For the self described “intellectual godmother” of Occupy Wall Street, Sen. Elizabeth Warren (D-MA)’s fifteen minute speech to the DNC sounded more like a well rehearsed lecture filled with standard left-wing platitudes delivered by a politically correct graduate student than the William Jennings Bryan stemwinder her supporters had hoped for.
It was a pedestrian effort, filled with attacks on “millionaires and billionaires” – probably written by the Obama campaign. Ms. Warren showed none of the sparkle that made her a favorite of the far left.
I thought her speech was flat, filled with boiler plate lefty language.
By my count, it included two hammers, five rigged systems, six level playing fields, and a few crowd pleasing stories of how superhero Barack Obama’s federal government had punished evil corporations.
In Warren’s world, middle class citizens have been “tricked” by credit card companies, “fooled” by student loans, and “cheated” by mortgage companies.
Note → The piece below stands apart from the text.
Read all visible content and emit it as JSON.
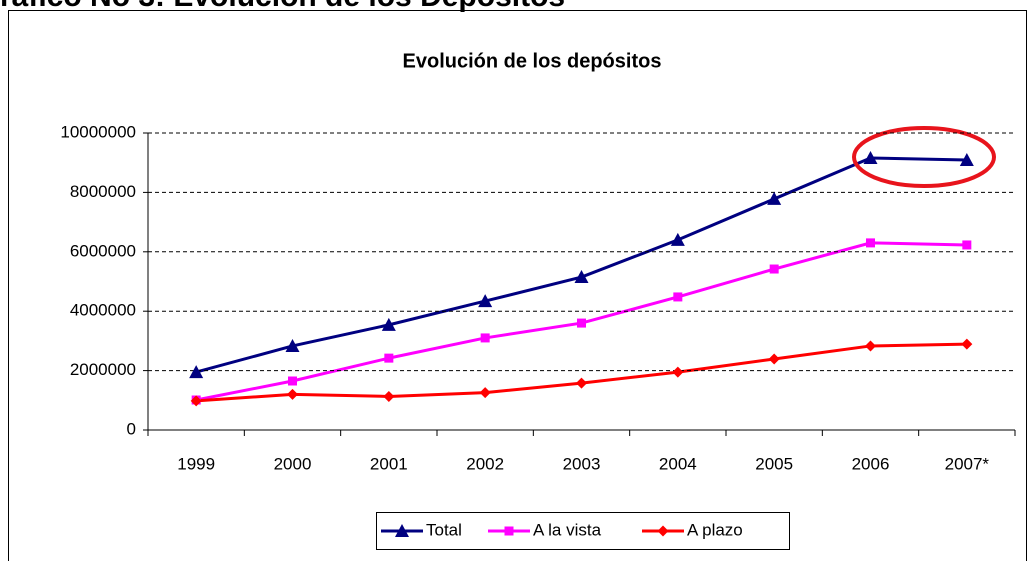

She failed to mention, however, that the origins of these financial system problems can be found in the very liberal policies she and the Democratic Party have championed for the past two decades.
The crowd inside the convention hall liked her speech, but the “wild applause” was fairly constrained. The big flaw in the speech was its complete failure to reach out to anyone outside the extreme left-wing base of the Democratic Party. I can’t imagine that many undecided voters actually took the time to watch the speech. Any of those who did, I’m sure, were unpersuaded by Ms. Warren’s repetitive rhetoric.
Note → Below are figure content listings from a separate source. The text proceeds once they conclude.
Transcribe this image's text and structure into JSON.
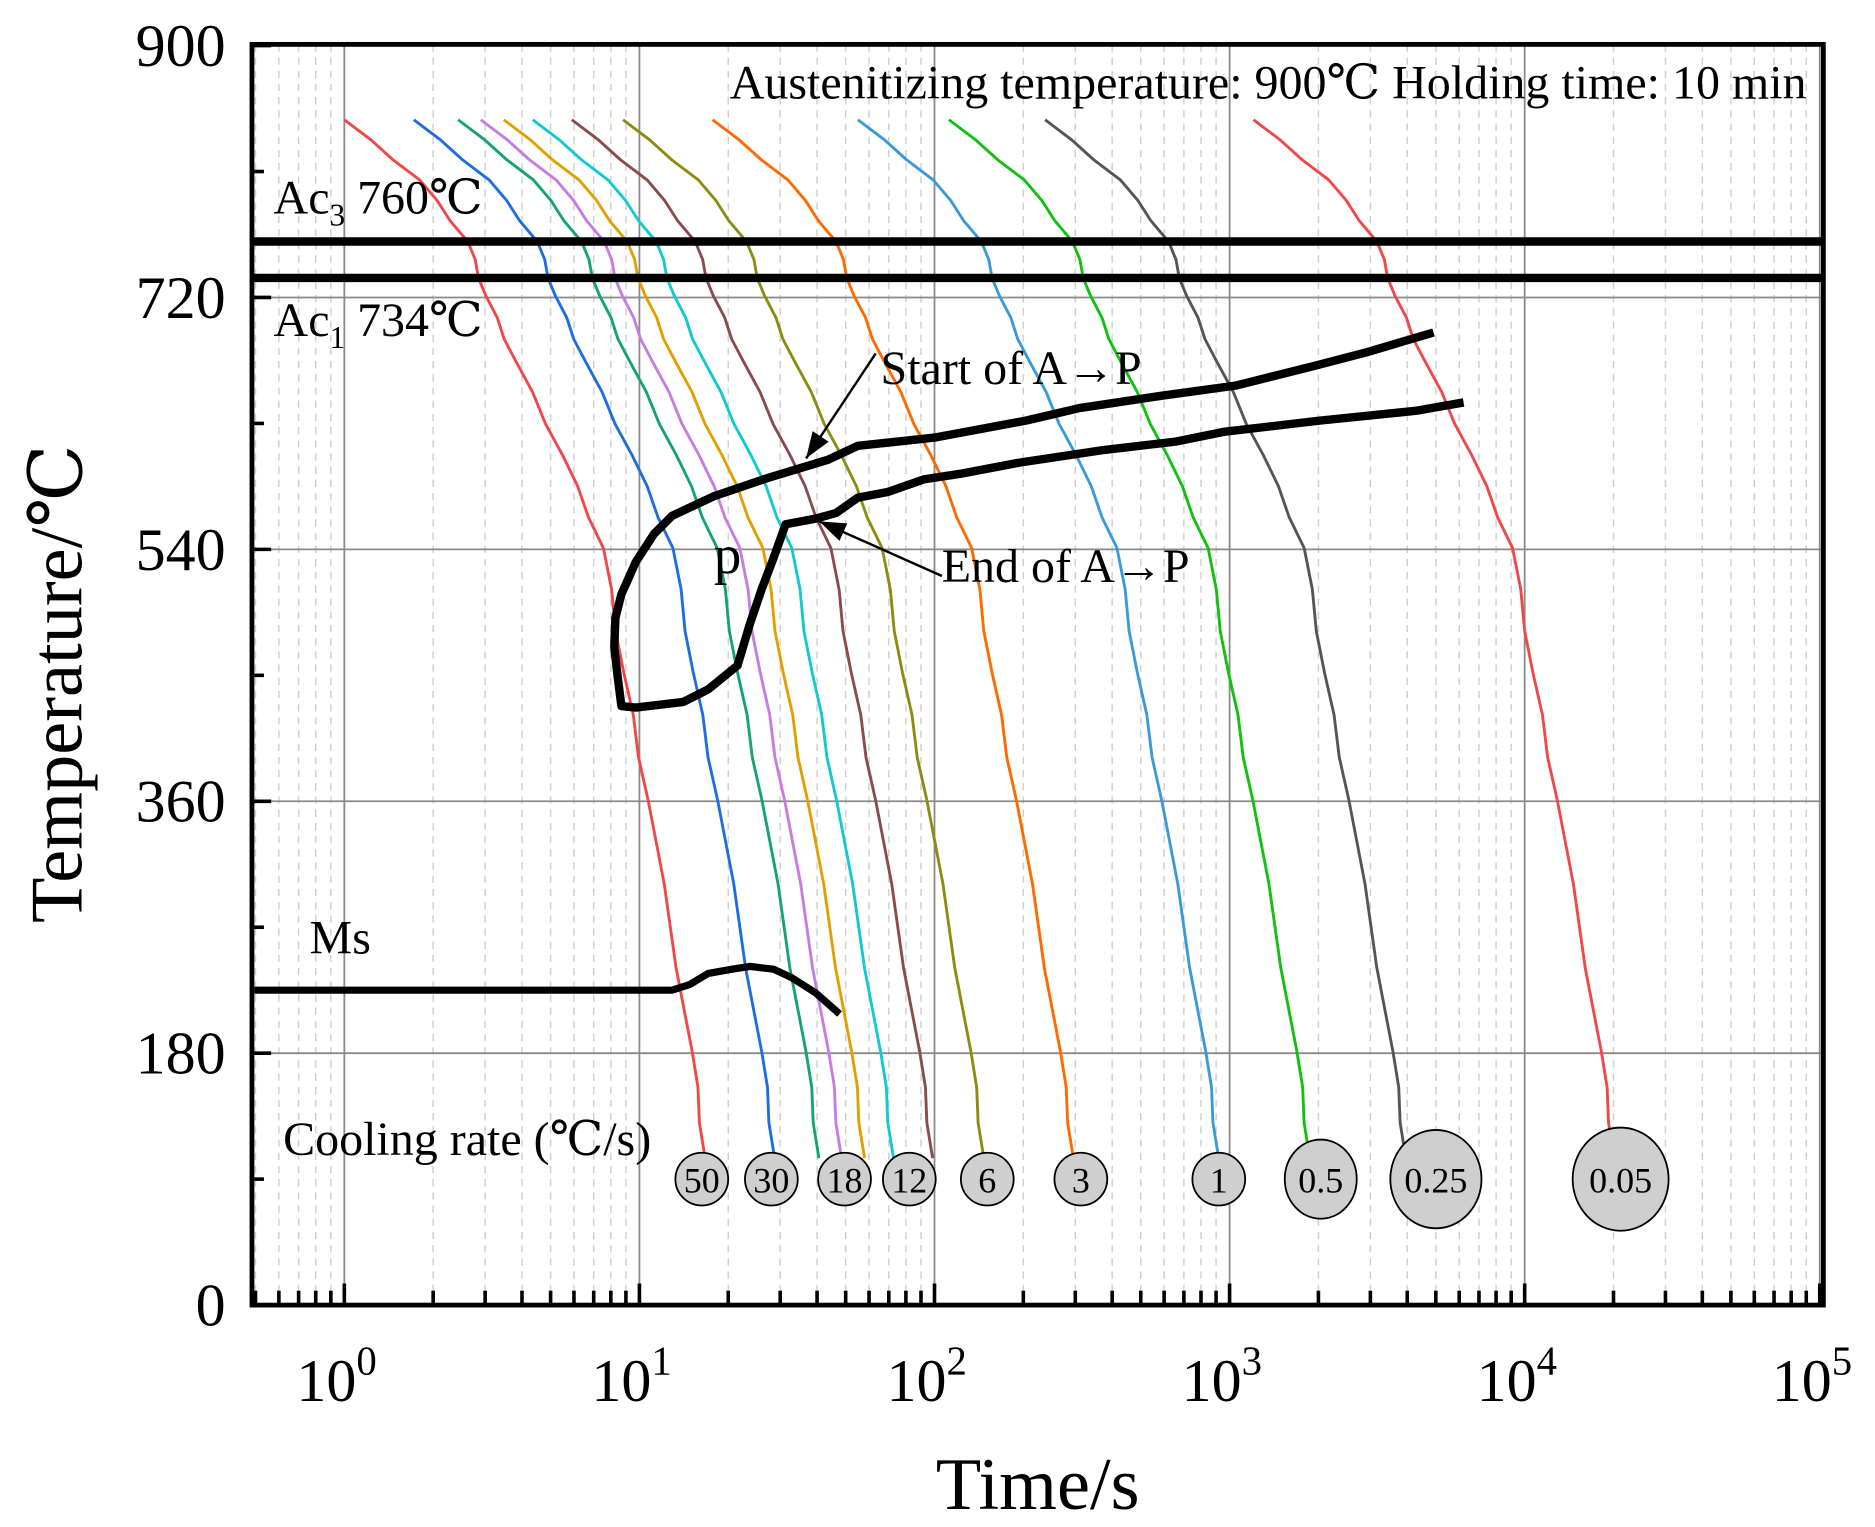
{
  "chart_data": {
    "type": "line",
    "title": "Austenitizing temperature: 900℃ Holding time: 10 min",
    "xlabel": "Time/s",
    "ylabel": "Temperature/℃",
    "xscale": "log",
    "xlim": [
      0.49,
      100000
    ],
    "ylim": [
      0,
      900
    ],
    "grid": true,
    "x_ticks": [
      {
        "value": 1,
        "base": "10",
        "exp": "0"
      },
      {
        "value": 10,
        "base": "10",
        "exp": "1"
      },
      {
        "value": 100,
        "base": "10",
        "exp": "2"
      },
      {
        "value": 1000,
        "base": "10",
        "exp": "3"
      },
      {
        "value": 10000,
        "base": "10",
        "exp": "4"
      },
      {
        "value": 100000,
        "base": "10",
        "exp": "5"
      }
    ],
    "y_ticks": [
      {
        "value": 0,
        "label": "0"
      },
      {
        "value": 180,
        "label": "180"
      },
      {
        "value": 360,
        "label": "360"
      },
      {
        "value": 540,
        "label": "540"
      },
      {
        "value": 720,
        "label": "720"
      },
      {
        "value": 900,
        "label": "900"
      }
    ],
    "cooling_rate_title": "Cooling rate (℃/s)",
    "curve_profile": {
      "time_factor": [
        1,
        1.8,
        2.62,
        3.02,
        3.8,
        5.5,
        7.55,
        8.85,
        10.7,
        15.1,
        16.7
      ],
      "temperature": [
        847,
        804,
        760,
        721,
        675,
        607,
        541,
        452,
        361,
        181,
        105
      ]
    },
    "series": [
      {
        "label": "50",
        "t_start": 1.0,
        "color": "#f04848"
      },
      {
        "label": "30",
        "t_start": 1.72,
        "color": "#1f6ee0"
      },
      {
        "label": "18",
        "t_start": 2.43,
        "color": "#14a46c"
      },
      {
        "label": null,
        "t_start": 2.9,
        "color": "#c67ce0"
      },
      {
        "label": null,
        "t_start": 3.47,
        "color": "#e2a000"
      },
      {
        "label": "12",
        "t_start": 4.35,
        "color": "#12c8d2"
      },
      {
        "label": null,
        "t_start": 5.9,
        "color": "#8a4b4b"
      },
      {
        "label": "6",
        "t_start": 8.8,
        "color": "#8c8c12"
      },
      {
        "label": "3",
        "t_start": 17.7,
        "color": "#ff6a00"
      },
      {
        "label": "1",
        "t_start": 55,
        "color": "#3a9ad8"
      },
      {
        "label": "0.5",
        "t_start": 112,
        "color": "#12bf12"
      },
      {
        "label": "0.25",
        "t_start": 237,
        "color": "#555555"
      },
      {
        "label": "0.05",
        "t_start": 1205,
        "color": "#f04848"
      }
    ],
    "critical_lines": [
      {
        "name": "Ac3",
        "prefix": "Ac",
        "sub": "3",
        "value_text": " 760℃",
        "temperature": 760
      },
      {
        "name": "Ac1",
        "prefix": "Ac",
        "sub": "1",
        "value_text": " 734℃",
        "temperature": 734
      }
    ],
    "transformation_boundary": [
      [
        4910,
        695
      ],
      [
        2932,
        681
      ],
      [
        1928,
        671
      ],
      [
        1047,
        657
      ],
      [
        598,
        650
      ],
      [
        310,
        641
      ],
      [
        204,
        632
      ],
      [
        101,
        620
      ],
      [
        55,
        614
      ],
      [
        43.5,
        604
      ],
      [
        27.2,
        591
      ],
      [
        17.9,
        578
      ],
      [
        12.9,
        564
      ],
      [
        11.2,
        551
      ],
      [
        9.72,
        531
      ],
      [
        8.69,
        508
      ],
      [
        8.29,
        491
      ],
      [
        8.22,
        470
      ],
      [
        8.45,
        448
      ],
      [
        8.69,
        428
      ],
      [
        9.72,
        427
      ],
      [
        14.1,
        431
      ],
      [
        17.1,
        440
      ],
      [
        21.5,
        457
      ],
      [
        23.7,
        487
      ],
      [
        26.0,
        512
      ],
      [
        28.5,
        534
      ],
      [
        31.3,
        558
      ],
      [
        39.6,
        562
      ],
      [
        46.4,
        566
      ],
      [
        55,
        577
      ],
      [
        69.4,
        581
      ],
      [
        91.9,
        590
      ],
      [
        122,
        594
      ],
      [
        194,
        602
      ],
      [
        374,
        611
      ],
      [
        656,
        617
      ],
      [
        955,
        624
      ],
      [
        2018,
        632
      ],
      [
        4266,
        639
      ],
      [
        6209,
        645
      ]
    ],
    "ms_line": {
      "label": "Ms",
      "points": [
        [
          0.49,
          225
        ],
        [
          12.9,
          225
        ],
        [
          14.8,
          229
        ],
        [
          17.1,
          237
        ],
        [
          20.6,
          240
        ],
        [
          23.7,
          242
        ],
        [
          28.5,
          240
        ],
        [
          32.8,
          234
        ],
        [
          39.6,
          223
        ],
        [
          47.7,
          208
        ]
      ]
    },
    "annotations": {
      "start": {
        "text": "Start of A→P",
        "from": [
          63.2,
          680
        ],
        "to": [
          36.7,
          605
        ]
      },
      "end": {
        "text": "End of A→P",
        "from": [
          106,
          521
        ],
        "to": [
          40.7,
          560
        ]
      },
      "region": "p"
    }
  }
}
The best part of the speech came when she talked about her childhood and family. But surprisingly, she made no mention of her claims of Native American ancestry which, if she’s telling the truth, would be something she should be proud to tell the entire nation:
Like a lot of you, I grew up in a family on the ragged edge of the middle class. My daddy sold carpeting and ended up as a maintenance man. After he had a heart attack, my mom worked the phones at Sears so we could hang on to our house. My three brothers all served in the military. One was career. The second worked a good union job in construction. The third started a small business.
Me, I was waiting tables at 13 and married at 19. I graduated from public schools and taught elementary school. I have a wonderful husband, two great children, and three beautiful grandchildren. And I’m grateful, down to my toes, for every opportunity that America gave me…
There’s a significant Native American caucus at the DNC. Ms. Warren has not only refused to meet with them, she failed to make even the most cursory acknowledgement of the importance of her “shared heritage” with them. But amidst a convention filled with appeals to every other minority group, why was she silent about her own claimed ancestry?
The answer is obvious. Any mention of Native Americans in her speech would have reminded the country that she has destroyed her own credibility on every issue during her Senate campaign.
The DNC pinned their hopes on Ms. Warren’s speech tonight. In fifteen minutes Ms. Warren ably summarized what’s happened to the country during four years of the Obama administration.
For the Democrats tonight, as with the nation since 2008, hope has been replaced with disappointment.